You can also find cheesesteaks at Reading Terminal Market, located at 12th and Arch Sts. Here visitors will find many stands selling produce, meats, flowers, and baked goods. Reading Terminal Market is a good place to get lunch if you are in the area. The multitude of vendors and low prices provide plenty of options for a quick meal. It's also home to one of the city's best pretzels Miller's.

Philadelphia's most famous snack is the salted soft pretzel, which, while shaped with the three holes like soft pretzels everywhere else, are distinctive in that they are flattened into a wide rectangle and are made in long chains in which the wide sides of the pretzels are attached. A person may typically buy two, three, or more attached pretzels at a convenience store or from a street vendor. The price is low, especially compared to national vendor brands sold in other cities and in malls. Unlike pretzels served in many other cities, Philly pretzels are not served hot, but at room temperature and often eaten with mustard.

The most famous sweet snack is from the Tastykake brand. Their main factory is in the Navy Yard in far south Philly, so every flavor and type of TastyKake is sold in Philadelphia, and they are usually extra fresh, since they do not have to travel far to the retail outlet.

Also unique to the area are Goldenberg's Peanut Chews (http://www.peanutchews.com), a bit-sized chocolate bar with a chewy peanut center. Originally developed as a high-energy ration bar during WWI, but still popular today!

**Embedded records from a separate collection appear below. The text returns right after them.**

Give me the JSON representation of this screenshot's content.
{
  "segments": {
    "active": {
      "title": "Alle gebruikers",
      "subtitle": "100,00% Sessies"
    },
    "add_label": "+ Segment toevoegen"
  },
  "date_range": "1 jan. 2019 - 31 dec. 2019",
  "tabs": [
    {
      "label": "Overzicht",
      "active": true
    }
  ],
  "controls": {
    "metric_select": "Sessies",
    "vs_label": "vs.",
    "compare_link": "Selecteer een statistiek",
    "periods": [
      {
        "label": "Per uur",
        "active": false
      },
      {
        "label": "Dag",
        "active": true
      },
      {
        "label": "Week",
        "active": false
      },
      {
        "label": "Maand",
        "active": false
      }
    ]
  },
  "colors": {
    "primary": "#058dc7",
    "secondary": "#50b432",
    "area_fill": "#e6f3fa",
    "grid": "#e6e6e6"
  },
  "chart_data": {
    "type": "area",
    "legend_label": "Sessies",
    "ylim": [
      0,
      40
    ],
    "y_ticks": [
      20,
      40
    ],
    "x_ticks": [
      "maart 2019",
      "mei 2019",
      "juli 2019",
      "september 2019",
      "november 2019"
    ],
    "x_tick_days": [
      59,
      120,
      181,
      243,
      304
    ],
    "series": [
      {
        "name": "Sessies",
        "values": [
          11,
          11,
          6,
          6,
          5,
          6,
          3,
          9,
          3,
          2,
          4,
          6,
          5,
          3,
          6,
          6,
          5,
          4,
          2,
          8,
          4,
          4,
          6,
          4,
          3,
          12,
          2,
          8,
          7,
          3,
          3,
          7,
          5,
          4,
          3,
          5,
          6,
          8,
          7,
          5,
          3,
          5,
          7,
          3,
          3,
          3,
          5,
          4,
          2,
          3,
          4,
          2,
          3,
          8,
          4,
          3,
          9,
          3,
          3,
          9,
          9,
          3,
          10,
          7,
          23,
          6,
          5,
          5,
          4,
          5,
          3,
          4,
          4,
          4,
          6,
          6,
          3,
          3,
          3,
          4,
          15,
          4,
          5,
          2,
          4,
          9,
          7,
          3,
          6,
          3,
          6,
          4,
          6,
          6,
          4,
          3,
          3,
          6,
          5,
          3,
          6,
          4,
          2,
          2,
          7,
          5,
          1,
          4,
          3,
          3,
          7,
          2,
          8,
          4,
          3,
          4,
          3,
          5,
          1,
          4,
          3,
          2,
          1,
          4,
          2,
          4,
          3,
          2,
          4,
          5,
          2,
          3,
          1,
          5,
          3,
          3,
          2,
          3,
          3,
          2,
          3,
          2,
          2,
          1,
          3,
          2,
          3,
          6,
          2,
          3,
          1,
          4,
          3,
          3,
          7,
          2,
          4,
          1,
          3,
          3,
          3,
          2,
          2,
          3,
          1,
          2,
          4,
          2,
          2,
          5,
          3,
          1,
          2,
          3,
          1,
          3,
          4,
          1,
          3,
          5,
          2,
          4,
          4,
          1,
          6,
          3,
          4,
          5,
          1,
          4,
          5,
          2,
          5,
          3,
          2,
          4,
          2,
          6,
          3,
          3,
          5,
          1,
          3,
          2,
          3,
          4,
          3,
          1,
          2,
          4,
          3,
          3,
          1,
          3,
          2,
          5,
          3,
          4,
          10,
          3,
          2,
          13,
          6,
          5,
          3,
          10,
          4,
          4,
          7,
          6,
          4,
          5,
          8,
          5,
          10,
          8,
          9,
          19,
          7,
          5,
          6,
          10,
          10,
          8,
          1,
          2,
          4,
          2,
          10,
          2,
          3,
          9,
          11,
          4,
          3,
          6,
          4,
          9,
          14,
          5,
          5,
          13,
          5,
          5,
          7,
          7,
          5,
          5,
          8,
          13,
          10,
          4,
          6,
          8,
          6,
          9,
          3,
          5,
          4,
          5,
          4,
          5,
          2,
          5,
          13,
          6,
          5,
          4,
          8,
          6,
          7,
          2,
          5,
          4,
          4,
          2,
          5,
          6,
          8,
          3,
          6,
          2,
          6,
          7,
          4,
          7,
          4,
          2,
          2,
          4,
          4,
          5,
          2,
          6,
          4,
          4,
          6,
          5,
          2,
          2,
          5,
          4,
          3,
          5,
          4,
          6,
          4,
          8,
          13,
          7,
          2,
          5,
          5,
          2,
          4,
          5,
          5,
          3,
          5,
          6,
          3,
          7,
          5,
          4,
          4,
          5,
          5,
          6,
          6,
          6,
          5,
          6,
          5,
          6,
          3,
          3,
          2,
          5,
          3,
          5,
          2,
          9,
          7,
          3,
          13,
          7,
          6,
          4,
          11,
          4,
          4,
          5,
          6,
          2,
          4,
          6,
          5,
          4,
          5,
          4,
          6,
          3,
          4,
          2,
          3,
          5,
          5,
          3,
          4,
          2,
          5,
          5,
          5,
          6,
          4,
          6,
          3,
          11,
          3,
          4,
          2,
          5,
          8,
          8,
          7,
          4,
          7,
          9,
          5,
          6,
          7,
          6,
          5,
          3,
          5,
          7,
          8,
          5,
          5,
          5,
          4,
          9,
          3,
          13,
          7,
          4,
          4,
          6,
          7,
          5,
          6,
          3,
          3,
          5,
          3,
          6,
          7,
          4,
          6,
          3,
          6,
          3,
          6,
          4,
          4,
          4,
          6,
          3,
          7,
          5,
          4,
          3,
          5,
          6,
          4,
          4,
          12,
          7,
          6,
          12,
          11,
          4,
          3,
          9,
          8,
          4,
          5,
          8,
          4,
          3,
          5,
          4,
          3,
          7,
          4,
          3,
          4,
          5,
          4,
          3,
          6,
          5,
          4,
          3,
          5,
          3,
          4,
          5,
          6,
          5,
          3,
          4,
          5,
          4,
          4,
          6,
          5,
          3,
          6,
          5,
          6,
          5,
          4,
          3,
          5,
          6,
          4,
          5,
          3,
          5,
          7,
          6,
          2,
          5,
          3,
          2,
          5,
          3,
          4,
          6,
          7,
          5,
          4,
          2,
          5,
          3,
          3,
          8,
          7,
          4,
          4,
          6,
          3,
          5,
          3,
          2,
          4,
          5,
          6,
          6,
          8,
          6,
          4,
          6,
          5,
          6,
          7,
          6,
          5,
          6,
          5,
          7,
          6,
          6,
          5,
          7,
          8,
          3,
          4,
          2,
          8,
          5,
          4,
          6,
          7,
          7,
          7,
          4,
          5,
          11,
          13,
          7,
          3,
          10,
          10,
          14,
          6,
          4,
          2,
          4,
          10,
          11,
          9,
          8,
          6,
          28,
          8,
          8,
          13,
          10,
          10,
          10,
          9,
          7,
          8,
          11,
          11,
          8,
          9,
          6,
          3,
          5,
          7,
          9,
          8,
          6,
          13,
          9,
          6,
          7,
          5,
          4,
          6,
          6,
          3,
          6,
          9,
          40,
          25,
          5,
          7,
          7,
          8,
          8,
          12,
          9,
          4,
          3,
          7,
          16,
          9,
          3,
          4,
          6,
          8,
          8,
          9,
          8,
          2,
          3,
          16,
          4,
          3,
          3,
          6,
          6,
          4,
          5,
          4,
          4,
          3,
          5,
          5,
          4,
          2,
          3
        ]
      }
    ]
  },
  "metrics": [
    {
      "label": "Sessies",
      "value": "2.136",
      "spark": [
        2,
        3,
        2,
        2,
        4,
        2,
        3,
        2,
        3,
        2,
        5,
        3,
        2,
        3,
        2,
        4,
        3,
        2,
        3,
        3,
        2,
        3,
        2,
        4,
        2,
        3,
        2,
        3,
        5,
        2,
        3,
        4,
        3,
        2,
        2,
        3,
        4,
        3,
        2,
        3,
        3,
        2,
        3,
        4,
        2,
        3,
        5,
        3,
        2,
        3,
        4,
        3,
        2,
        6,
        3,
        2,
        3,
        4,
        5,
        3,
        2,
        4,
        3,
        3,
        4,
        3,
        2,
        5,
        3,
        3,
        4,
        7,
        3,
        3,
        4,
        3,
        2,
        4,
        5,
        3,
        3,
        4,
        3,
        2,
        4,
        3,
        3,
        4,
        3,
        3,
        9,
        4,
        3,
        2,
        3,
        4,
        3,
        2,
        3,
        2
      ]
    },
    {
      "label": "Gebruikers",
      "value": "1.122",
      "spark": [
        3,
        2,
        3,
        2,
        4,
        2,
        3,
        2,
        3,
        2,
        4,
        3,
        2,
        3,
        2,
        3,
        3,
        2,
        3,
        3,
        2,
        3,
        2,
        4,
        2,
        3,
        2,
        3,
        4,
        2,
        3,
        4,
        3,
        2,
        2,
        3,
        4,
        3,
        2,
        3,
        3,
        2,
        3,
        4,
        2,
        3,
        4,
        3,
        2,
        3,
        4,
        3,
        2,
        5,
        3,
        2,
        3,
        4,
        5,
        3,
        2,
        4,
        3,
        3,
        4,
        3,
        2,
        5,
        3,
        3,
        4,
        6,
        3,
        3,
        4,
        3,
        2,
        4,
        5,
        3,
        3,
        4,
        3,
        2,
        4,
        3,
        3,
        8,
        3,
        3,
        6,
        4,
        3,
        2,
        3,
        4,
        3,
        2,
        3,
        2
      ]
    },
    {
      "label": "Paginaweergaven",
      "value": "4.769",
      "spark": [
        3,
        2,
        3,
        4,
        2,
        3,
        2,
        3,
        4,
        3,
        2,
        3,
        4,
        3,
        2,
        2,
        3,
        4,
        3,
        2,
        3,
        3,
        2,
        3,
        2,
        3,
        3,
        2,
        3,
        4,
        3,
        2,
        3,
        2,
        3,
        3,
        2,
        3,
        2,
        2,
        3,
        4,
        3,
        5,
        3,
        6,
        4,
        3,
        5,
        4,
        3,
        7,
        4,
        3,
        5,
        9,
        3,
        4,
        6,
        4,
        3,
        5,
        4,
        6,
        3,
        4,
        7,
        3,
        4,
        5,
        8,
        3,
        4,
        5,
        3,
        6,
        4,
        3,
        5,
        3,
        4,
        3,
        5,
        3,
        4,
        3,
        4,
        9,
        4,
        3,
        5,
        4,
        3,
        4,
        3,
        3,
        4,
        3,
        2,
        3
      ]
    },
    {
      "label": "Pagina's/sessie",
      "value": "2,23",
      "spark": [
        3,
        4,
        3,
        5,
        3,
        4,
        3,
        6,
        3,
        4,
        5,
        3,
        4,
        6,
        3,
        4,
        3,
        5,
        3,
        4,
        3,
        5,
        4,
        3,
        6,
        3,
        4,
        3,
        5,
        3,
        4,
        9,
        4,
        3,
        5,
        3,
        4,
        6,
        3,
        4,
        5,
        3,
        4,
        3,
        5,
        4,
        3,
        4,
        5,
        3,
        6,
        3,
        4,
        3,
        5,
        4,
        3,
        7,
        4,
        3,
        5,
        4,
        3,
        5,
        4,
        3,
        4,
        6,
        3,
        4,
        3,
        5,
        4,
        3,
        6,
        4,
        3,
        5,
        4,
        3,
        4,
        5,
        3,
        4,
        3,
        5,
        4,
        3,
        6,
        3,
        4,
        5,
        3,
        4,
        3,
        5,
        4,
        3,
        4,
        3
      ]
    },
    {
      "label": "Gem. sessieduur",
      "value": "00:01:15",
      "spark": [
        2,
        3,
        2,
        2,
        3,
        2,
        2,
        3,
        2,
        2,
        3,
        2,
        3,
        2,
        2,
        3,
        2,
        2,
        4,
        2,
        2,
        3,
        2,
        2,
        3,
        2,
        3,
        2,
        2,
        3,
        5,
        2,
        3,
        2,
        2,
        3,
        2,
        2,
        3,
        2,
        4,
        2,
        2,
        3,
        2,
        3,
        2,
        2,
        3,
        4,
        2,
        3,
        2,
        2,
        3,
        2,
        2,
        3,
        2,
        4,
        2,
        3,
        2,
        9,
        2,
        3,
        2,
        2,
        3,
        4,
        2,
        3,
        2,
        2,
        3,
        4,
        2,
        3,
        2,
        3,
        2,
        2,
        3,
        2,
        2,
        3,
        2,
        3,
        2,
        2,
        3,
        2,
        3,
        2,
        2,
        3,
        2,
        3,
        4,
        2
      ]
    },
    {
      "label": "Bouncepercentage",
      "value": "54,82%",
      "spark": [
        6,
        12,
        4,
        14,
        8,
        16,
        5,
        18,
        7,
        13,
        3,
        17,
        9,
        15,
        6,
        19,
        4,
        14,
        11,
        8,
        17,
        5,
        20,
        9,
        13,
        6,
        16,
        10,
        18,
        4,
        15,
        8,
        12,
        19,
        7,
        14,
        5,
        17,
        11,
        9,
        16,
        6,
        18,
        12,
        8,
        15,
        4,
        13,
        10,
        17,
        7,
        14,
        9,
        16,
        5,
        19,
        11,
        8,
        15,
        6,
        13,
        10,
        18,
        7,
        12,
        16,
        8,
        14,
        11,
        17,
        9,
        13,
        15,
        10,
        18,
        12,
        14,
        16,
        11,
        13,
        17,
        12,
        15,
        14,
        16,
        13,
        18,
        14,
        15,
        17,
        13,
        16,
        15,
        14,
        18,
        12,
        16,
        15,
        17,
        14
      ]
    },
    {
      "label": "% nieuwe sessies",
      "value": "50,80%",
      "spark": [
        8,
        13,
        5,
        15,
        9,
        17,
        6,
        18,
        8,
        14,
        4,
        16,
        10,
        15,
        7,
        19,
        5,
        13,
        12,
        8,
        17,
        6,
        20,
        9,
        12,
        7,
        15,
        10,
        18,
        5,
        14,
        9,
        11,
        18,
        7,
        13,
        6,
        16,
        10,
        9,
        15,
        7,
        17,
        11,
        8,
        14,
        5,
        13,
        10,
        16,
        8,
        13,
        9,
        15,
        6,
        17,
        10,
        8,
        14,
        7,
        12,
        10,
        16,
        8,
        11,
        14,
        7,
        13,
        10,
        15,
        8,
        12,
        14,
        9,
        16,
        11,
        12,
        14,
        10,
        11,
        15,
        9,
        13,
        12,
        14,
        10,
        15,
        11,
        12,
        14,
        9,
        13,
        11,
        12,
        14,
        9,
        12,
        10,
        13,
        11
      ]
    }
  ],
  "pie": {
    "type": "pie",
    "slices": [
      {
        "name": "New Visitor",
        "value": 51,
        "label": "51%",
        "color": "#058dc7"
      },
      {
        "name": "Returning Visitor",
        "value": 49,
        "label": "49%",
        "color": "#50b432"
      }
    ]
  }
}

Scrapple is a favorite comfort food of native Philadelphians. Best described as a spicy breakfast pork product, scrapple is of Pennsylvania Dutch origin and is made from pork by-products you're better off not knowing exactly what's in it and cornmeal, cooked into a thick pudding, formed into a loaf, sliced, and fried. You'll find it on the breakfast menu of many neighborhood diners in Philly. Ask for it very crispy.

Some other Philly foods include Philadelphia Cream Cheese, water ice, and hoagies.

Located in the far Northeast of Philadelphia at Byberry and Roosevelt Blvd. is the Kraft/Nabisco factory. Drive by with your windows down and take a whiff!

Wawa is a chain of local convenience stores similar to, but better than, 7-Eleven. They are most famous for their deli ordering terminals, which allow you to specify via a touch-screen monitor exactly what you want on a sandwich. Although locals refuse to consider Wawa's cheesesteaks as authentic, due to its use of ground beef rather than sliced or diced beef, the Wawa option is still delicious and you get to customize it with a wide range of options.

byobs

Pennsylvania's draconian liquor laws make it very expensive and inconvenient for restaurants to obtain liquor licenses. As a result, many restaurants—including some of the best—are BYOB, that is, Bring Your Own Bottle. These restaurants will advertise their BYOB-status, and will usually help you out by supplying corkscrews, glasses, or club soda, so long as you supply the beer, wine, or spirits. You'll have to pick wine or spirits up at a state-sponsored liquor store, or six-packs of beer from a neighborhood bar. Convenience stores do not sell alcoholic beverages. Even if you don't drink, or don't want a drink, dining at a BYOB can pay off as the restaurant doesn't need to pay off a license and can charge a little less for the food.